Saturday, July 21, 2007

The Man Who Was Murdered

The story of the Marine who got away has gotten a lot of play - a really lot of play - since it came out yesterday.

Military judges at Camp Pendleton have decided that a 25-year-old Marine convicted of kidnapping and conspiring to murder an Iraqi man will not serve jail time. Instead, a three-judge panel gave Cpl. Trent Thomas of Madison, Ill., a bad-conduct discharge and busted him to private.


"Conspiring to murder." They did murder, and Thomas admitted that, and admitted that he knew that he had helped murder a man he knew to be innocent.

But I don't feel like giving him or his "punishment" much thought right now.

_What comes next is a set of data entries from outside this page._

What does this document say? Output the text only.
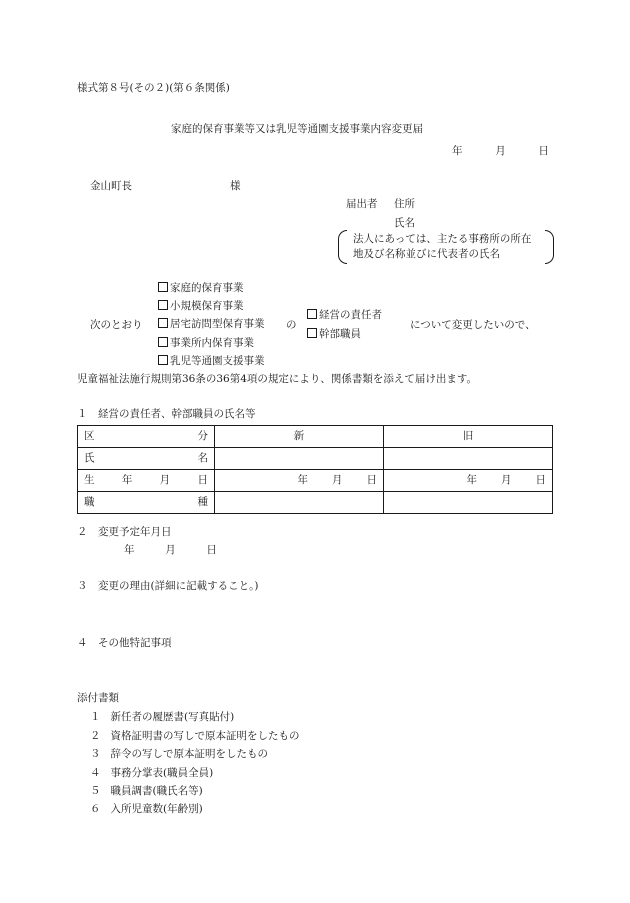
様式第８号(その２)(第６条関係)
家庭的保育事業等又は乳児等通園支援事業内容変更届
年	月	日
金山町長	様
届出者 住所
氏名
法人にあっては、主たる事務所の所在
地及び名称並びに代表者の氏名
家庭的保育事業
小規模保育事業
居宅訪問型保育事業
事業所内保育事業
乳児等通園支援事業
次のとおり	の
経営の責任者
幹部職員
について変更したいので、
児童福祉法施行規則第36条の36第4項の規定により、関係書類を添えて届け出ます。
１　経営の責任者、幹部職員の氏名等
区 分	新	旧

氏 名		

生 年 月 日	年 月 日	年 月 日

職 種		

２　変更予定年月日
年	月	日
３　変更の理由(詳細に記載すること。)
４　その他特記事項
添付書類
１ 新任者の履歴書(写真貼付)
２ 資格証明書の写しで原本証明をしたもの
３ 辞令の写しで原本証明をしたもの
４ 事務分掌表(職員全員)
５ 職員調書(職氏名等)
６ 入所児童数(年齢別)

What's been bugging me about all these stories is that you hardly get a sense of the human on the other side of the equation: the man who was pulled from his home in the middle of the night - in his bathrobe - marched a half a mile while he repeatedly asked them, "Why mister, why?", thrown into a ditch, and shot at least three times in the face, and then several more times in the chest. The seven Marines and one Navy corpsman then left him with an AK-47 and a shovel by his side, both of which they had stolen earlier from his cousin's house. The group later said, as they had all planned beforehand, that they had come across the man digging a hole for a bomb, and killed him only after he shot at them.

The man they killed was a 52-year-old named Hashim. He was, by all accounts, a small man, and disabled, and he had poor eyesight. He was known in his village as "Hasim the Lame," because he had a rod in his leg, put there to repair a wound suffered in a farming accident some 15 years earlier. His family - his wife, his eleven children, at least two of his brothers and their families - were home when he was taken. They later heard gunshots, but wouldn't know until the next day, when a brother was asked to identify a body - which he at first couldn't identify because the face was so badly mutilated - that he had been killed.

His full name was Hashim Ibrahim Awad.